Повесив кожух и баранью шапку на дубовый колышек в стене, Кузьмище сел к столу, внимательно приглядываясь к юноше, смущённому его появлением и притихшему от его рокочущего баса.
– Так что же в нём необычного?
Мотыга налил гостю кружку медовой сыты, подвинул деревянное блюдо с варёным судаком и хлебом.
– Овлур необычен тем, что он, хотя и половец, а наш с тобою земляк по матери и даже близкий твой родич, как я теперь узнал.
Кузьмище осушил кружку и, удовлетворённо Крякнув, кинул в рот немалый кус хлеба с судаком.

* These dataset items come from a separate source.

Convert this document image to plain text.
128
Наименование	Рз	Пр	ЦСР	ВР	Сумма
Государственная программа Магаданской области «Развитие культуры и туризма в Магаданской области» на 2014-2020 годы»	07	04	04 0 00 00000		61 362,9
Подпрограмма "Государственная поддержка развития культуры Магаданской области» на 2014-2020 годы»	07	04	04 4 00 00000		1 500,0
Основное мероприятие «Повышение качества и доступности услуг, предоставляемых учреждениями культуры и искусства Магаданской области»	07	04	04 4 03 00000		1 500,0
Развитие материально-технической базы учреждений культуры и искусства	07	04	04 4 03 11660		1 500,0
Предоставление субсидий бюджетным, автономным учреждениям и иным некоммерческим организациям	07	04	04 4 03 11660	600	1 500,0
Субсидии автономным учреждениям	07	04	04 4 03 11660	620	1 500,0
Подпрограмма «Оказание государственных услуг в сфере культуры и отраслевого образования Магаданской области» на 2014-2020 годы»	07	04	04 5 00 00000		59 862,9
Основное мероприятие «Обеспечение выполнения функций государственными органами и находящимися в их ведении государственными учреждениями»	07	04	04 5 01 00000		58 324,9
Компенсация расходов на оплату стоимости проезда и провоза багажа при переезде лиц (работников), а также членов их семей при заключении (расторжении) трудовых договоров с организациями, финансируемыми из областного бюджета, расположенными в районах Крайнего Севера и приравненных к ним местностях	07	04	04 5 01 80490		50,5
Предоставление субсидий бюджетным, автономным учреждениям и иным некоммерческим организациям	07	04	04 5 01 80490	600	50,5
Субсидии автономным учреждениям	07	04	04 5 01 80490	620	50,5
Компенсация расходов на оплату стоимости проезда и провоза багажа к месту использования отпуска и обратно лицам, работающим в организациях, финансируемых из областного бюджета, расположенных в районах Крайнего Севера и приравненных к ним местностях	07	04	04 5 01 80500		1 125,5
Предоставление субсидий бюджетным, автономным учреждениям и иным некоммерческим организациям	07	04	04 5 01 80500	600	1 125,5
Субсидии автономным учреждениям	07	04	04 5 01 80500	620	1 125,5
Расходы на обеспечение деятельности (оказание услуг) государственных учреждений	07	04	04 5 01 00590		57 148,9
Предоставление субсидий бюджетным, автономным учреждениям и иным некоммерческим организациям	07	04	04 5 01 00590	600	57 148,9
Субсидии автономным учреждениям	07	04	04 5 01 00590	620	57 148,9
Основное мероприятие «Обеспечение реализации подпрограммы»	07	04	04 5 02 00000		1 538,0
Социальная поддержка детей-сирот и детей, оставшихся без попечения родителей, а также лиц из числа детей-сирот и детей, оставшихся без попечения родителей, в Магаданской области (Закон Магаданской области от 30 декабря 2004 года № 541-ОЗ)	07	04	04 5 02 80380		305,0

– Что-то не припомню такого родича, - покрутил головой, работая могучими челюстями, как жерновами.
– Я тоже не сразу признал в нём земляка, - ответил Мотыга, снова наполняя кружку.
– И не сразу поверил тому, что он рассказал. Сначала даже подумал, что это половецкий лазутчик. Хотел его бросить в яму. И только когда он сказал, что его мать переяславка, а сам он христианин, я пристальнее пригляделся к нему. «Откуда же твоя мать?» - спросил я. «С Баруча.» [78] Я чуть не подскочил на лавке: ведь я тоже родом с Баруча!…
[78] Теперь Барышивка.
Кузьмище поперхнулся и вытаращил на Овлура черные глазищи. Он был так поражён и удивлён последними словами Мотыги, что перестал жевать.
– Так твоя мать и впрямь из Баруча?
– переспросил он юношу.
– Из Баруча, - ответил тот.
– Её взял в полон при нападении половцев на Переяславщину мой отец Ториат, тогда ещё совсем молодой воин.
– И давно это было?
– Мне сейчас девятнадцать, а я у неё один… Значит, где-то лет двадцать назад…
– Двадцать лет!… Ты слышишь, Мотыга? Это же как раз тогда, когда Баруч был дотла спален ханом Туглием! Я, молодой киевский гридень, услыхав про такое лихо, стремглав примчался домой и не застал из своих никого - ни отца с матерью, ни сестёр…
– Я своих тоже не застал, - мрачно добавил Мотыга.
Кузьмище тронул Овлура за плечо.
– Какое имя у твоей матери?
– Рута.
– Что-о?!
– взревел гридень.
– Рута? Да во всем Баруче была всего одна Рута - моя сестра!
Так выходит… А как её отца звали, не знаешь?
– засомневался он.
– А её отца, то есть моего деда, звали Юхим, а по прозвищу - Длинный, потому, как рассказывала мама, недалеко от них жил ещё и Юхим Короткий.
Кузьмище так грохнул кулаком по столу, что вся горница заходила ходуном и из жбана выплеснулась сыта.